Date: Fri Mar 27 2026 - 04:28:12 EST


> From: Nicolin Chen <nicolinc@xxxxxxxxxx>
> Sent: Friday, March 20, 2026 5:35 AM
>
> On Thu, Mar 19, 2026 at 07:14:21PM +0800, Shuai Xue wrote:
> > On 3/19/26 12:31 PM, Nicolin Chen wrote:
> > > @@ -3961,9 +3962,10 @@ int pci_dev_reset_iommu_prepare(struct
> pci_dev *pdev)
> > > guard(mutex)(&group->mutex);
> > > - /* Re-entry is not allowed */
> > > - if (WARN_ON(group->resetting_domain))
> > > - return -EBUSY;
> > > + if (group->resetting_domain) {
> > > + group->reset_cnt++;
> > > + return 0;
> > > + }
> > > ret = __iommu_group_alloc_blocking_domain(group);
> >
> > pci_dev_reset_iommu_prepare/done() have NO singleton group check.
> > They operate on the specific pdev passed in, but use group-wide
> > state (resetting_domain, reset_cnt) to track the reset lifecycle.
> >
> > Interestingly, the broken_worker in patch 3 of the ATC timeout
> > series DOES have an explicit singleton check:
> >
> > if (list_is_singular(&group->devices)) {
> > /* Note: only support group with a single device */
> >
> > This reveals an implicit assumption: the entire prepare/done
> > mechanism works correctly only for singleton groups. For
> > multi-device groups:
> >
> > - prepare() only detaches the specific pdev, leaving other
> > devices in the group still attached to the original domain

no, attach is per-group. all devices are changed together.

> > - The group-wide resetting_domain/reset_cnt state can be
> > corrupted by concurrent resets on different devices (as
> > discussed above)
>
> That's a phenomenal catch!
>
> I think we shall have a reset_ndevs in the group and a reset_depth
> in the gdev.
>

I didn't get how the state might be corrupted.

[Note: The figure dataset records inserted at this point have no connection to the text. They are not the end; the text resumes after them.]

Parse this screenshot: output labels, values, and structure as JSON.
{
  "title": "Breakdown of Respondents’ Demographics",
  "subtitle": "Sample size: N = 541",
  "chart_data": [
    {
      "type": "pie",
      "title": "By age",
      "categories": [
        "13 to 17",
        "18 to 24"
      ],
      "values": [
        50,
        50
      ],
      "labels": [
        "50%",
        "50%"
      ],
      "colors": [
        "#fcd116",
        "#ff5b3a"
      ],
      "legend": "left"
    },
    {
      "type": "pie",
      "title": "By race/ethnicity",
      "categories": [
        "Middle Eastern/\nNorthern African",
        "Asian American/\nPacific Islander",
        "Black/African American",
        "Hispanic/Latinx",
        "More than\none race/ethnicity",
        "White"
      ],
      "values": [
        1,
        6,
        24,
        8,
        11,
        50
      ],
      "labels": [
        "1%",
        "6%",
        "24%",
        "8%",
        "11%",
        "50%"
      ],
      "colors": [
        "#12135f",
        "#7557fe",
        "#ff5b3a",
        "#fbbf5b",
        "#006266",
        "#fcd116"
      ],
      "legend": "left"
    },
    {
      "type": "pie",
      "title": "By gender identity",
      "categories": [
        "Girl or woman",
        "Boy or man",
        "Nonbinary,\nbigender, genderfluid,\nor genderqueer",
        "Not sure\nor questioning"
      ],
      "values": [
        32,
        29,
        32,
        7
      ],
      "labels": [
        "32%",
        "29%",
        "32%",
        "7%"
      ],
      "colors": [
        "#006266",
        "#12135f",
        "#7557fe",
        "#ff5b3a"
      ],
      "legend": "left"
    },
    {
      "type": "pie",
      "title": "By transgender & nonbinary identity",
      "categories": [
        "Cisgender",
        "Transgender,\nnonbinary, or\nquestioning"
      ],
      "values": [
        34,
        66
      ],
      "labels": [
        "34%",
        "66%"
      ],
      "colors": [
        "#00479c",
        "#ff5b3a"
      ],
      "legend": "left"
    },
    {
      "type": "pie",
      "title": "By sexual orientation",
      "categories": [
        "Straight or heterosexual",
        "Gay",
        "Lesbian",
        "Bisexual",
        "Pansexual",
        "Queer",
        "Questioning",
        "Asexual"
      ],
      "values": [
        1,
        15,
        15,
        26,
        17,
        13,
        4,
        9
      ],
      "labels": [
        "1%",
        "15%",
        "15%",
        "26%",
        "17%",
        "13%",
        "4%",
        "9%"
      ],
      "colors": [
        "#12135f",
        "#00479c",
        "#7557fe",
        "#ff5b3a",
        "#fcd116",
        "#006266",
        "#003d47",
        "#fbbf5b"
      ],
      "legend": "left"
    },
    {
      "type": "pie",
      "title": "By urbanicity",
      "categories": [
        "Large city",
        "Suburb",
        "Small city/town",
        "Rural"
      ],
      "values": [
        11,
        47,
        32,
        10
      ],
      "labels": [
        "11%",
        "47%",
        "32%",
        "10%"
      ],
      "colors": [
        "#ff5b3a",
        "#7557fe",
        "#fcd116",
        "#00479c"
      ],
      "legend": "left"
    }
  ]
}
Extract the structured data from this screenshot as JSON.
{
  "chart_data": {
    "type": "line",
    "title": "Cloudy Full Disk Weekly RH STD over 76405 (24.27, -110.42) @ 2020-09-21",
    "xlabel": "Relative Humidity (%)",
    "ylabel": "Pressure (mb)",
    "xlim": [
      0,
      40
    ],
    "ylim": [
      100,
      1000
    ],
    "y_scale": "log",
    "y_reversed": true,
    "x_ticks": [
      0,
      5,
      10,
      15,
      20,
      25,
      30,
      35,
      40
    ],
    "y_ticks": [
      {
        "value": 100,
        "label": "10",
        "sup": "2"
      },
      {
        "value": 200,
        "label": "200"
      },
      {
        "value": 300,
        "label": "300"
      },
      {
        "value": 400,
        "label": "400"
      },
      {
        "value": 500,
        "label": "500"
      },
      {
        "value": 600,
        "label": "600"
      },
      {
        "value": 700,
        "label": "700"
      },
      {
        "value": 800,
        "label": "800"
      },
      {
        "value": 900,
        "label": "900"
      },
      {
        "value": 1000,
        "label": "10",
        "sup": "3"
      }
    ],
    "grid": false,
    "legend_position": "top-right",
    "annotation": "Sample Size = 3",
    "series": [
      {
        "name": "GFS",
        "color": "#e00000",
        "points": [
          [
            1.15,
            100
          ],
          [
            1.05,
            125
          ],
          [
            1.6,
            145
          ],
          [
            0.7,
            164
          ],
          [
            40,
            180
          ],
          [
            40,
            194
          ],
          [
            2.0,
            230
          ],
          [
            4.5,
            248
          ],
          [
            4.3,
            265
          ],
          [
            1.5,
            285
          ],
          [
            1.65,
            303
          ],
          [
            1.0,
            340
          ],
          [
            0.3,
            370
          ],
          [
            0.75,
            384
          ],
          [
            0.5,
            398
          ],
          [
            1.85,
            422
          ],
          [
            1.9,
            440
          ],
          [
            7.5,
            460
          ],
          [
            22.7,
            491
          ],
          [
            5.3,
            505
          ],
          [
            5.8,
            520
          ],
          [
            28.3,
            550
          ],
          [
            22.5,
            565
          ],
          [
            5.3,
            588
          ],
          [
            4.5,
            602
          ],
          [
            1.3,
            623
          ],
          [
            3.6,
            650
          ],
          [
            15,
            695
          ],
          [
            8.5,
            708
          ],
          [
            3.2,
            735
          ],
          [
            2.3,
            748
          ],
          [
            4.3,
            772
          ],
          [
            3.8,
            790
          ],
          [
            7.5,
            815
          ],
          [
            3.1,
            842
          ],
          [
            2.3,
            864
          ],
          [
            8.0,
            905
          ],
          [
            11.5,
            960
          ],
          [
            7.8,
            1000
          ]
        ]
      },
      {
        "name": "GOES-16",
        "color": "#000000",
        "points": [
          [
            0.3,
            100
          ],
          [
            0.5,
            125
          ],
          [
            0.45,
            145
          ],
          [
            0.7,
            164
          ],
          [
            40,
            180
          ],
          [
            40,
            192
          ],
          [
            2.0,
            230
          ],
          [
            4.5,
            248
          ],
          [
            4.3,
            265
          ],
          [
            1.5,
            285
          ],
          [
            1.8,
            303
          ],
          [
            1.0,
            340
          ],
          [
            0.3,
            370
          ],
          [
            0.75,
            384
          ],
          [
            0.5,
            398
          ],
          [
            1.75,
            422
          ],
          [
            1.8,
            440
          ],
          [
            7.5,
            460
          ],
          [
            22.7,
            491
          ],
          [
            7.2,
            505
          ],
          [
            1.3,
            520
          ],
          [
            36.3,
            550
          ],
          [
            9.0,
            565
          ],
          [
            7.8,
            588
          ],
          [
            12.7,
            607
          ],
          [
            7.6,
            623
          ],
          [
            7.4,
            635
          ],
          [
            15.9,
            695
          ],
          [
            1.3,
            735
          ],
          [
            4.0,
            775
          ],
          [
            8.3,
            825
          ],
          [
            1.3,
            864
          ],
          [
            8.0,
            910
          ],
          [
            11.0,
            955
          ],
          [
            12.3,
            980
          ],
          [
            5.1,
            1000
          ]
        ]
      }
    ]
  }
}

If there are two devices in a group both being reset, you only
want to switch back to the original domain after both devices
have finished reset.

so a reset_cnt is sufficient to cover both scenarios:

- nested prepare/done in a single device resetting path
- concurrent prepare/done in multiple devices resetting paths

v4 is way too complex. Probably it's required in the following
ATS timeout series (which I haven't thought about carefully).
but for the fix here seems a simple logic like v2 does is ok?